The same social changes that have uprooted fixed notions of gender and enabled more expansive ways of being have also destabilized models of organizing that relied on coherent notions of identity. We need new ways of understanding ourselves to fight the forces that divide and oppress us, new ways to conceptualize who we are and what we can become.

Abolition and Self-Determination

How might we approach the task of undoing gender, combining the best elements of gender abolition and gender self-determination? By identifying which aspects of gender need abolishing, we can propose some points of departure:

Abolish gender segregation—ensure that people of all genders have access to the same opportunities, resources, social spaces, and forms of agency.

Abolish fixed gender roles—break the association between certain traits and certain genders, demonstrating new constellations of the qualities and capabilities that are currently associated with one gender or another. As the original poster suggests, you can be strong without being a boy and sensitive without being a girl; while this sentiment is increasingly accepted today, how much further can we go towards breaking free of the fixed roles and binaries that organize our thinking about human beings?

Abolish gender hierarchies—End practices that privilege one gender over another, and those that value some qualities and capabilities over others because of the gender they are associated with. Hillary Clinton becoming president would not have served to qualify our society as feminist—if a person of any gender has to outdo all other contenders in demonstrating traditionally masculine characteristics in order to get a foothold in politics, and if all political institutions continue functioning according to patriarchal priorities and protocols, gender oppression remains in effect even if not everyone in a position of power is a man.

Abolish gender gatekeeping—Do away with the boundaries that control who can identify with any gender. Defending trans identity, gender nonconformity, and other departures from fixed binary gender represents a step towards this goal.

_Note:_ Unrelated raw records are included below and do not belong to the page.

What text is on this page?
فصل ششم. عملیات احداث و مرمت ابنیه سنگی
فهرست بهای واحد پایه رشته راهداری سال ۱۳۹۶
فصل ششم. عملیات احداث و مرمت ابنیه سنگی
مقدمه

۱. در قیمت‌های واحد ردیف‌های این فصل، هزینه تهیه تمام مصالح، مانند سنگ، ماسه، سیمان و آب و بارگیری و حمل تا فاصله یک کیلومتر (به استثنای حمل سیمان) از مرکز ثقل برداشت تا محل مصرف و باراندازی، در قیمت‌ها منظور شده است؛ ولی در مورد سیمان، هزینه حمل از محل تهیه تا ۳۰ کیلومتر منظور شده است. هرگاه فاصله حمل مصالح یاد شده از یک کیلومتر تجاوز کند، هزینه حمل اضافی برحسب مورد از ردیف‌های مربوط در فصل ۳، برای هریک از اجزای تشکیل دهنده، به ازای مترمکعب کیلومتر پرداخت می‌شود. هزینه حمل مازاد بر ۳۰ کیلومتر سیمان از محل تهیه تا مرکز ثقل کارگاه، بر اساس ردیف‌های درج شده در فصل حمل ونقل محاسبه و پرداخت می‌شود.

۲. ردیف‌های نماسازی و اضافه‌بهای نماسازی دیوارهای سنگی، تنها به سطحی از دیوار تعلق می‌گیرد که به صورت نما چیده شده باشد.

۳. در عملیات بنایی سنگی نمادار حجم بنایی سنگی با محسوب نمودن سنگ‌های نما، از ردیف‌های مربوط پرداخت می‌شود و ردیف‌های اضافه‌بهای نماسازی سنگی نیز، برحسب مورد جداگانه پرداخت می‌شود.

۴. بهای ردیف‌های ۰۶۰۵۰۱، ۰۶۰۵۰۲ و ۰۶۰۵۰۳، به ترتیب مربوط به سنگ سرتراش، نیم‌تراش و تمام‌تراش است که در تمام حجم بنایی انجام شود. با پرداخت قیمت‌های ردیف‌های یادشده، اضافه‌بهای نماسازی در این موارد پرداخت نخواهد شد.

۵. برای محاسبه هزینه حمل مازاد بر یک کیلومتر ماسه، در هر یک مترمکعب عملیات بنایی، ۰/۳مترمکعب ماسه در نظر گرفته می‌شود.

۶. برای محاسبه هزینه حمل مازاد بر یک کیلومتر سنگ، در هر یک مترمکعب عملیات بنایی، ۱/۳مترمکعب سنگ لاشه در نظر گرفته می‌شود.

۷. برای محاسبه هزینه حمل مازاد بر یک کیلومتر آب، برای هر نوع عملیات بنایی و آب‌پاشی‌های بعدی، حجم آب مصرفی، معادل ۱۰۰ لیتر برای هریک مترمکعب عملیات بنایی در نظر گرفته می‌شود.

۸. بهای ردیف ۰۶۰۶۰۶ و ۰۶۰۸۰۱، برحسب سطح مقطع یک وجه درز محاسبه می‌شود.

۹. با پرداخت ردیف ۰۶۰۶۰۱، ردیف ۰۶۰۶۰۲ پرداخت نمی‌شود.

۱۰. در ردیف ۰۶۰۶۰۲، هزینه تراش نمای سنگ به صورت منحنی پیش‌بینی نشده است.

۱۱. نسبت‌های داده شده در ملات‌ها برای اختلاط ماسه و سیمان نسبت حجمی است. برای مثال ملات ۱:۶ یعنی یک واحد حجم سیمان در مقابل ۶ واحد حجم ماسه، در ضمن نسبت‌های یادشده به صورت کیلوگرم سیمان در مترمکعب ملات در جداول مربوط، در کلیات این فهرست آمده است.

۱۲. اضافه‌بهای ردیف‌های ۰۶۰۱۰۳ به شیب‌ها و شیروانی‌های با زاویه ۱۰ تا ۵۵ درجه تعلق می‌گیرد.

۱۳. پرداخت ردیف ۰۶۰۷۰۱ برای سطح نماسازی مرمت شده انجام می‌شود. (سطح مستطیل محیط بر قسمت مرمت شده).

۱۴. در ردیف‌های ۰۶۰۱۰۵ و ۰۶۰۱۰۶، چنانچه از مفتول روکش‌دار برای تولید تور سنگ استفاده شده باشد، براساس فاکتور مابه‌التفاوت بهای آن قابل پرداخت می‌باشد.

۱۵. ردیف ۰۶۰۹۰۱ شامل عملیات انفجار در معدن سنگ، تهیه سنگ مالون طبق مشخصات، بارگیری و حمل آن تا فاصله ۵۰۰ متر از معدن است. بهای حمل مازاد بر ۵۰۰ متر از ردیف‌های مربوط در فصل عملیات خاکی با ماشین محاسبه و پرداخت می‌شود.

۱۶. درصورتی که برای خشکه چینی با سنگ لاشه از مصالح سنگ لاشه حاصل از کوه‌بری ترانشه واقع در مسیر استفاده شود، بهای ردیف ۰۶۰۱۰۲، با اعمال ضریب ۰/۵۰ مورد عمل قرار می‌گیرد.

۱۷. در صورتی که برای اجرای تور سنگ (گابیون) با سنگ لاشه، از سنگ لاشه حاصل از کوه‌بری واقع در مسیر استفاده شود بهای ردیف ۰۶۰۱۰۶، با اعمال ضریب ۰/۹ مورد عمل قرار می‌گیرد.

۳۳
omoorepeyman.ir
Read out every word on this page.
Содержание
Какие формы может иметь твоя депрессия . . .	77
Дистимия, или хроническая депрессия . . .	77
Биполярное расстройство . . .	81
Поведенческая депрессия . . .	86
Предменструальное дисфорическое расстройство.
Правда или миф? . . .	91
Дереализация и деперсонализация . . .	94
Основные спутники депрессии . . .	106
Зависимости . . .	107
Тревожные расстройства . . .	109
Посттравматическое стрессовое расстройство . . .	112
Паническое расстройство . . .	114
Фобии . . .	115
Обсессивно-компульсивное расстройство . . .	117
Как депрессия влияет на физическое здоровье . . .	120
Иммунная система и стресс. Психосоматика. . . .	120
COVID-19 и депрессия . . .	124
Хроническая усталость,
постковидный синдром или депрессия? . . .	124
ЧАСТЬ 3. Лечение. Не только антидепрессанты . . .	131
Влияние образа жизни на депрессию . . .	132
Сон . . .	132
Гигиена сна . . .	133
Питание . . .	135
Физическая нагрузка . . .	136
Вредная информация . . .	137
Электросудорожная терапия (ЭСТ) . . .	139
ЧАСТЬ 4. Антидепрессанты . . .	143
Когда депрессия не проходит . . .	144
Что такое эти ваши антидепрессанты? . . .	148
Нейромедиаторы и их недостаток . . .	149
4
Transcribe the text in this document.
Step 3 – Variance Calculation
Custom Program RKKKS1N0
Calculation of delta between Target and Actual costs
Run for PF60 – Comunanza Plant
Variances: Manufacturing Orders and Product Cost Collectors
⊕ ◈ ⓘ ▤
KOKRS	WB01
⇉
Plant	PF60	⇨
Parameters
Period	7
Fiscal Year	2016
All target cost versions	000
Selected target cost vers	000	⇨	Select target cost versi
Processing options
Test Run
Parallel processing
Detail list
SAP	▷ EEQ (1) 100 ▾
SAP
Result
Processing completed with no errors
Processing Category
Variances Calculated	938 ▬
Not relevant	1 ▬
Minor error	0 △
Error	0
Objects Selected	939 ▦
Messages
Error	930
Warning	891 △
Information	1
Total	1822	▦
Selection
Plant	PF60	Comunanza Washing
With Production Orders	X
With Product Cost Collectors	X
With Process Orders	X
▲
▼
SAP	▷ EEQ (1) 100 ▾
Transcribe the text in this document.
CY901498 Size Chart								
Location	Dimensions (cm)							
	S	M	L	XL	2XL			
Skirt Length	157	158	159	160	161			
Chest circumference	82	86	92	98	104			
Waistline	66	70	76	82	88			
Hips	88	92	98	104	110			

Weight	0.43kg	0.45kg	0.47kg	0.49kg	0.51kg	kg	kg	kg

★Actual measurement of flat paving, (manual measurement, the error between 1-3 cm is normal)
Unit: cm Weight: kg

Abolishing these dimensions of gender can create the space for the free flourishing of all people outside of oppressive roles and identities. We can affirm both the creative impulses that lead millions of people today to define themselves in gendered terms outside of birth assignments and binaries, while also taking aim at the structural conditions that constrain our lives regardless of how we identify.

As anarchists, we believe that we can only be free when all of us are free, and that everything that expands the horizons of freedom for others will benefit us, too. Nowhere is this plainer than on the terrain of gender.